Quem sabe seja vingança, uma doce vingança. Quando Fernanda Takai falou em gravar Amar Como Jesus Amou, seus amigos de Pato Fu responderam com sorrisos de coroinha. Só poderia ser brincadeira. Uma música católica da missa das dez feita por Padre Zezinho e cantada por Padre Fábio de Mello ultrapassava a linha das transgressões de uma banda acostumada a andar fora do quadrado desde sempre, a ponto de ser comparada em seus primórdios aos Mutantes. Takai guardou a ideia sem imaginar que um dia a comeria como um sushi frio. O dia chegou. E o disco que acaba de sair, Na Medida do Impossível, financiado pelo projeto Natura Musical, traz criatividades desconcertantes como a versão para a canção cristã que a faz soar uma ousadia às avessas, a manifestação invertida de um tamanho que talvez nem a própria Fernanda Takai tenha ciência.
A voz pequena de Fernanda, que já foi o calcanhar de Aquiles, tornou-se a medida de seu impossível. Se tivesse investido em empostação, como as grandes, poderia ser uma frustrada escrava de si mesma. Ao mesmo tempo em que, na melhor das hipóteses, atingiria regiões mais altas e teria recursos nos graves, seu universo estaria ironicamente restrito ao formalismo. Takai só pode abraçar o mundo porque não o leva a sério, deixando que seu fio de voz migre de Padre Zezinho a Belchior, de George Michael à Jovem Guarda, de Reginaldo Rossi ao Trio Ternura sem transformá-la em um Frankenstein. Assim, ganhou carta branca da crítica e do público que a deixa juntar, se quiser, Michael Jackson com Banda de Pífanos de Caruaru. Seu amor doce e seu humor pueril fazem a costura improvável ganhar sentido. Não há tiros para todos os lados, mas um tiro só.

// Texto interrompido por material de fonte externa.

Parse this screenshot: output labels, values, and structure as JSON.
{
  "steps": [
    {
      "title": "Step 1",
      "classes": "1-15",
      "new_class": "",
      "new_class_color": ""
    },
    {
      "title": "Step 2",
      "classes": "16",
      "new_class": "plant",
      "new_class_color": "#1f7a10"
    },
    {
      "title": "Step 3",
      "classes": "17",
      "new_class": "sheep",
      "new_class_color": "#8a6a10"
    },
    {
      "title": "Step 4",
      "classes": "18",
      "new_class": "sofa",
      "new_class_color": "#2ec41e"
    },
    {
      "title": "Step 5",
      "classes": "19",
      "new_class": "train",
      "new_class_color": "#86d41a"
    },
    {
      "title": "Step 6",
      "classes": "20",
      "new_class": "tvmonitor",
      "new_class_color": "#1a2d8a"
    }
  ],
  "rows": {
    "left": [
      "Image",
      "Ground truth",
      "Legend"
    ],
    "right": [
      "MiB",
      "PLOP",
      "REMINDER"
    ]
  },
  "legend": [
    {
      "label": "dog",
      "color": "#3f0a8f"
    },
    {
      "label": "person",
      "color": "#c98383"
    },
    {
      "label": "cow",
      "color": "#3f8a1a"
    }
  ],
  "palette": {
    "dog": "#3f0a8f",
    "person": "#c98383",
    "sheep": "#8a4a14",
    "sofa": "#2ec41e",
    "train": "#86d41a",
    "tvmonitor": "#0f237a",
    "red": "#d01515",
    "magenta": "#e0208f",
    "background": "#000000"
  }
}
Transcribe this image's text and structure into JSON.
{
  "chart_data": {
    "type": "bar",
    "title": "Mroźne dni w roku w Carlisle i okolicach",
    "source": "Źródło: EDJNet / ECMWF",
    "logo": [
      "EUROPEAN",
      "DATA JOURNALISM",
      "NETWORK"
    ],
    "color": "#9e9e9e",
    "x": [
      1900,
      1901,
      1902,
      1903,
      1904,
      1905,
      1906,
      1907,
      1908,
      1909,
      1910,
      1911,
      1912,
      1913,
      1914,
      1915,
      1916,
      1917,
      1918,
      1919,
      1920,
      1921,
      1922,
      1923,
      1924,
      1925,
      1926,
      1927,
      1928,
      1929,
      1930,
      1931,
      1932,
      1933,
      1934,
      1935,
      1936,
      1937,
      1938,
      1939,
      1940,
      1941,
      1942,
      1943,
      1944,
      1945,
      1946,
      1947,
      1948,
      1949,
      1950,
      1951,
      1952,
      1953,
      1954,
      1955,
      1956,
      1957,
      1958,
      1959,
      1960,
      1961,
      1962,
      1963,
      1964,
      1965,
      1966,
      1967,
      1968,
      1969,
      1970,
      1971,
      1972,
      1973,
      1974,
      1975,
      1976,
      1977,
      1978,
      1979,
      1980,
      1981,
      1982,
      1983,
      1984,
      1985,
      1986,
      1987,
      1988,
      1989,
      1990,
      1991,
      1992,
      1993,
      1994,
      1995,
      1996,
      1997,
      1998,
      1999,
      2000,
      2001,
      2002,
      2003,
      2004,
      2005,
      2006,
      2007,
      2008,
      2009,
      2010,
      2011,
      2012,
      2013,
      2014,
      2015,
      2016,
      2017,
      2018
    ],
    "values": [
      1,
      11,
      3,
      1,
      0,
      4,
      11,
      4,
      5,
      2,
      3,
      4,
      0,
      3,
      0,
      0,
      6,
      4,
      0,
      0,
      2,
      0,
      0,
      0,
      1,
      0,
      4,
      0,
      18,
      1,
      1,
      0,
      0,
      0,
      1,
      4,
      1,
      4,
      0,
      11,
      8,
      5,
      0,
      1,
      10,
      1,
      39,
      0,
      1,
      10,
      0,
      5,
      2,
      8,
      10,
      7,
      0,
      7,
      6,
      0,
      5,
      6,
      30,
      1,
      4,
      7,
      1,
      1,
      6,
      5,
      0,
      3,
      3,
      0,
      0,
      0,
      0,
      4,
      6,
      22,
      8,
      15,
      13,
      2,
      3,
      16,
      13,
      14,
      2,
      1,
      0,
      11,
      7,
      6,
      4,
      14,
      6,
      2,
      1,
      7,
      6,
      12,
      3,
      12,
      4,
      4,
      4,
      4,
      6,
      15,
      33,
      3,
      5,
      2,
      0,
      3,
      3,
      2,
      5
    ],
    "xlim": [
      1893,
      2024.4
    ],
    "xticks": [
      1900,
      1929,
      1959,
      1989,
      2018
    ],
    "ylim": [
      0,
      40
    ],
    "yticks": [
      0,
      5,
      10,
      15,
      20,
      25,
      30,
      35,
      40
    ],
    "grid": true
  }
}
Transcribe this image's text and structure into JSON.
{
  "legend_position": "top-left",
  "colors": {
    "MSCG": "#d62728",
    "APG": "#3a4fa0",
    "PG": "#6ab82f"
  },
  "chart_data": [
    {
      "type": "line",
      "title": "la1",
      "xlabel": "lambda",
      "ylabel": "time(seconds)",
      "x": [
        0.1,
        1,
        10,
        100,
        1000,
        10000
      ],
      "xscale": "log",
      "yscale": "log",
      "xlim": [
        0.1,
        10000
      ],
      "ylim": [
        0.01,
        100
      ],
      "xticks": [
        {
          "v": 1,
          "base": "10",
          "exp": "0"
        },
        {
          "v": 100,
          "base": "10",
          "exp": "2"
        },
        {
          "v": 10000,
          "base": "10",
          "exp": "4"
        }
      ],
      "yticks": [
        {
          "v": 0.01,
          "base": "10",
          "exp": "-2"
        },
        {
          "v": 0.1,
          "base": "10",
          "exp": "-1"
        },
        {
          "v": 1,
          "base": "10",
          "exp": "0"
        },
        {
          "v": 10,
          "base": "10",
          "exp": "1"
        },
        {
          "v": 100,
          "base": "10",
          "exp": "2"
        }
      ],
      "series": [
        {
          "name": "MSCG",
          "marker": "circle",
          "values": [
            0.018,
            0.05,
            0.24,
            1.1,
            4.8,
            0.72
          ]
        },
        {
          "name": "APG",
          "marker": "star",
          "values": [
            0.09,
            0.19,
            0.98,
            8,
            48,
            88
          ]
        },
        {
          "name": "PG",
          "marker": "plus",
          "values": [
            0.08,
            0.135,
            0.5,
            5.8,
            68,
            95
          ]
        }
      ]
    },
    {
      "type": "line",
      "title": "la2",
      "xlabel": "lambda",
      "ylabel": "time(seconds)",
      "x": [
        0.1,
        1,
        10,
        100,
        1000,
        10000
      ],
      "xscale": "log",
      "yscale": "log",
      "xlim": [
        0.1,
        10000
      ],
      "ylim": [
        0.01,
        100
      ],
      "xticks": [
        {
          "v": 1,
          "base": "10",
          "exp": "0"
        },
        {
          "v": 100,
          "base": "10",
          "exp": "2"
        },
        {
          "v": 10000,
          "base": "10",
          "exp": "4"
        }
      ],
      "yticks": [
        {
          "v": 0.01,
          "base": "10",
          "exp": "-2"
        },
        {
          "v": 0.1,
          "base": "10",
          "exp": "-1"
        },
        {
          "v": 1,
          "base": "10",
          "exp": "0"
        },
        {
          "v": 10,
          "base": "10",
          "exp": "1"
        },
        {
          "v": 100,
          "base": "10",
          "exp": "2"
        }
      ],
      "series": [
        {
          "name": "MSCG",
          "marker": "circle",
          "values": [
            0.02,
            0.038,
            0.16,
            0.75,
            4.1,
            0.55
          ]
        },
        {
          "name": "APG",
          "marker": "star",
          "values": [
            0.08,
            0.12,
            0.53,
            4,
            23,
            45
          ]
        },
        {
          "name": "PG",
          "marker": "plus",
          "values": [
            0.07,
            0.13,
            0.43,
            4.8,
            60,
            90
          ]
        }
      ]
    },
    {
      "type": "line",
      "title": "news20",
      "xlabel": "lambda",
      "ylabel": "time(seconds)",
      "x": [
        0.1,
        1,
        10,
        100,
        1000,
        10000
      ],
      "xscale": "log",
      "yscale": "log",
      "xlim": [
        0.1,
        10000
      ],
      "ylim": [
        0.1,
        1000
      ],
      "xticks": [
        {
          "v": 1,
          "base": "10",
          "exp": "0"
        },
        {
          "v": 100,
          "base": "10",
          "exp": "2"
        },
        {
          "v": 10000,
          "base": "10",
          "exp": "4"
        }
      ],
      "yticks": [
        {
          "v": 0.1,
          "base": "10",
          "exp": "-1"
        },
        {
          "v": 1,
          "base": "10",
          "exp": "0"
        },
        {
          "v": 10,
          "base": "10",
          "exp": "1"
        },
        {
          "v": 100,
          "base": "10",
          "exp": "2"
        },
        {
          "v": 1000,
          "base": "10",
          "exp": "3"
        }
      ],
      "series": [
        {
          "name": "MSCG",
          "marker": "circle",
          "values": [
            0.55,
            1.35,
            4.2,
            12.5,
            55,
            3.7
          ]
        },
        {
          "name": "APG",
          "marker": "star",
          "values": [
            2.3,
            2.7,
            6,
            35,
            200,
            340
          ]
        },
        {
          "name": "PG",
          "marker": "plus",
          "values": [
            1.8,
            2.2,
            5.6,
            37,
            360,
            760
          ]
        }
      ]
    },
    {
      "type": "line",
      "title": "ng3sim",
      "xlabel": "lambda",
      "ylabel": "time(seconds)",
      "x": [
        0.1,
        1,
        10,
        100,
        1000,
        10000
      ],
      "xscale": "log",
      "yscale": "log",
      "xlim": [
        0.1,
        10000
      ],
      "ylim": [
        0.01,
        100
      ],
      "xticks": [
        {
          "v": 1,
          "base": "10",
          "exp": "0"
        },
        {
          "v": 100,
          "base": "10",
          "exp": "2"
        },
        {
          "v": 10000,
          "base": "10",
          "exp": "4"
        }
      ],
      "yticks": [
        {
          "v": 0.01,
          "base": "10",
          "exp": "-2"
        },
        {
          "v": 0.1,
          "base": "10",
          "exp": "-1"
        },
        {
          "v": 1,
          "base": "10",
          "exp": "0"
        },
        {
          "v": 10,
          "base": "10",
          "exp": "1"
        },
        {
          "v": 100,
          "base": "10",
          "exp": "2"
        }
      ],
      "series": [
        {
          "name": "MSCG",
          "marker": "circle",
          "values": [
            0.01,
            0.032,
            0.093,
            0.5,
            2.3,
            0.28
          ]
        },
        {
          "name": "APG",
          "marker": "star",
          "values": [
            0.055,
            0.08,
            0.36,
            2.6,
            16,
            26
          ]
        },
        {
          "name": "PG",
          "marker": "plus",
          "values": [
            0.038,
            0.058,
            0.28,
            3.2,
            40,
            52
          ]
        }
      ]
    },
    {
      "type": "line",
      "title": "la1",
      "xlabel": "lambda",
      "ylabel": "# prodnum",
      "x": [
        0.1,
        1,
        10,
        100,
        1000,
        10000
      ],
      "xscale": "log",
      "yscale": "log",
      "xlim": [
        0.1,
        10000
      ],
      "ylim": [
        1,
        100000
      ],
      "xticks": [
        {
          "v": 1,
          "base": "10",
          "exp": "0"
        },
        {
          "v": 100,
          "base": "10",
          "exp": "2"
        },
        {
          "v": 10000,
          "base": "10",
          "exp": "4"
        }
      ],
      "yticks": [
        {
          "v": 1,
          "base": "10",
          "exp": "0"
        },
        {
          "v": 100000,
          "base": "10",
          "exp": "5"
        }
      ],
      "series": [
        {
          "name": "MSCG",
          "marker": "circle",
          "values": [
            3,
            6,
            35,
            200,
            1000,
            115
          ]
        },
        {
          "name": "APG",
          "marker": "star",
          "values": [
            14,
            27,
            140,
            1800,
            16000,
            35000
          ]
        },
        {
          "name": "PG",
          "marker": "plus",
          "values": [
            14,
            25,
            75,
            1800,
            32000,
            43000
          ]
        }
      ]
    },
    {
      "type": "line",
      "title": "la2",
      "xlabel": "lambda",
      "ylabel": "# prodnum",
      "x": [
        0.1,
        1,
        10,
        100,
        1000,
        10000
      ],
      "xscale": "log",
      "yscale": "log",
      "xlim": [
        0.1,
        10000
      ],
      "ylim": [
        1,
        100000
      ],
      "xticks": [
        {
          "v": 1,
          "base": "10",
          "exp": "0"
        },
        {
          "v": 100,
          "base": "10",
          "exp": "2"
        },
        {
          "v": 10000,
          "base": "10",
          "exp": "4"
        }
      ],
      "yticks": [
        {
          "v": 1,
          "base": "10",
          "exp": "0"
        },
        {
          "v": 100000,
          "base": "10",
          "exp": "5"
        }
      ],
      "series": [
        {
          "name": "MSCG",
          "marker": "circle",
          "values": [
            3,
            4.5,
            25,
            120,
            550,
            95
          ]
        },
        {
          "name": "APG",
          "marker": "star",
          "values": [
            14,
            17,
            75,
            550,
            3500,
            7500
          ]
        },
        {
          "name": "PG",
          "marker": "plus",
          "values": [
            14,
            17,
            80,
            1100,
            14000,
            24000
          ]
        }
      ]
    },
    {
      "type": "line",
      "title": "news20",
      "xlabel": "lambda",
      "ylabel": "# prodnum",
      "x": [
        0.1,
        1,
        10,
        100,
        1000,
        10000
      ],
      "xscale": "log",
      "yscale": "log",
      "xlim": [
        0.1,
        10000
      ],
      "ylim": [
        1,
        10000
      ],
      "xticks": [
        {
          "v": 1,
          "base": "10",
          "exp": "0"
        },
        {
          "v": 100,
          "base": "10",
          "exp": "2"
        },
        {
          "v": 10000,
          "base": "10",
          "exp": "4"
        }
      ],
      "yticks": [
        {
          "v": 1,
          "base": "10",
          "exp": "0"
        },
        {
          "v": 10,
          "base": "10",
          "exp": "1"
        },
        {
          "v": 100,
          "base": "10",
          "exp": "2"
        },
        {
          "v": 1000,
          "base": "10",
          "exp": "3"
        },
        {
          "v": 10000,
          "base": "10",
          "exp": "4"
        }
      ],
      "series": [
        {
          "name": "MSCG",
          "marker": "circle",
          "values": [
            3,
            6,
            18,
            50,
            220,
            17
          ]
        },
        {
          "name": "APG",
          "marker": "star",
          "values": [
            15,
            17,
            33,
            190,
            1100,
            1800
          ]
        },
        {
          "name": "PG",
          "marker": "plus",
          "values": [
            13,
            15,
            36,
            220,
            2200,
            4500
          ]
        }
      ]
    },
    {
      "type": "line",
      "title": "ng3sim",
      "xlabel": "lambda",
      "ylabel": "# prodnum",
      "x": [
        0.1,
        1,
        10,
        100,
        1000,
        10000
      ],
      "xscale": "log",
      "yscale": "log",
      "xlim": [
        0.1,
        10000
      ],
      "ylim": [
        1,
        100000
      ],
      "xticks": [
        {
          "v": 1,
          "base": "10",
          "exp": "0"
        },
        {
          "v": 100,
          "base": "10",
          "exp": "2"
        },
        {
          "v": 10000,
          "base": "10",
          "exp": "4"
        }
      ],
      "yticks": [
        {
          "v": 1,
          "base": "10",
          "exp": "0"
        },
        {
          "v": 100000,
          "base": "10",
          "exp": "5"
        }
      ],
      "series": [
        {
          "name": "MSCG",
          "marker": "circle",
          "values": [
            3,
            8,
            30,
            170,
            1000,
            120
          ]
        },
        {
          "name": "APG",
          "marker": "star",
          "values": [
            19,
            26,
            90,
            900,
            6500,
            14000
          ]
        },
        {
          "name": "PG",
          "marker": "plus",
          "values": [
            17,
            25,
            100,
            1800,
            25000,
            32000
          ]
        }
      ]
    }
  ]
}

Amar Como Jesus Amou vai longe com o arranjo eletrônico de game pensado pelo japonês Toshiyuki Yasuda e a voz de Padre Fábio em parte do refrão. Seria corajosa só por isso, mas acerta ainda mais onde não mira quando consegue um efeito dessacralizante da gravação original, operando o milagre da transformação do proselitismo católico em canção pop. Uma ousadia em anos de música brasileira esterilizada. A vingança da fofura. Do outro lado da ponte, pega Heal The Pain, de George Michael, e faz sua música de brinquedo do momento. A voz de Samuel Rosa, em tom mais baixo que os usados pelo Skank, perde em brilho e fica até dispensável ao lado das braçadas de Takai. Suas paixões, que nunca são legitimadas por derramamentos de sangue, estão aqui entregues com açúcar e com afeto na versão em português feita pelo marido e parceiro de Pato Fu, John Ulhôa. Heal the Pain vira Pra Curar Essa Dor.
Há uma força autobiográfica nessa história. Os olhos puxados de Fernanda Takai vêm do pai geólogo, filho de japoneses, e o resto da mãe enfermeira, filha de português com alagoana. Takai nasceu em 1971 na Serra do Navio, Amapá. Aos 2 anos, as escavações do velho a levaram a Salvador e, depois, a Jacobina, no interior da Bahia, onde viveu até os 8 anos. Minas só vem aqui, quando Takai se muda para Nova Lima e, finalmente, Belo Horizonte.
O rádio estava ligado o tempo todo e por ele entravam Benito di Paula, que ela relembra na regravação rock do sambão joia Como Dizia o Mestre, e Reginaldo Rossi, com Mon Amour, Meu Bem, Ma Femme, que ela canta com Zélia Duncan, como fizeram em 2011 no carnaval do Recife. É o grande arranjo do disco, pensado pelo produtor John. Ela anda ainda por Julieta Venegas, fazendo versão em português para Doce Companhia; pela Jovem Guarda gravando A Pobreza, famosa com Leno e Lilian; por Pitty, com quem dividiu a criação de Seu Tipo; pelo poeta Climério Ferreira, de quem musicou os versos de Quase Desatento; e pelas graças do Trio Ternura, regravando Liz. Deleites de uma rara espécie de artista livre. As informações são do jornal O Estado de S. Paulo.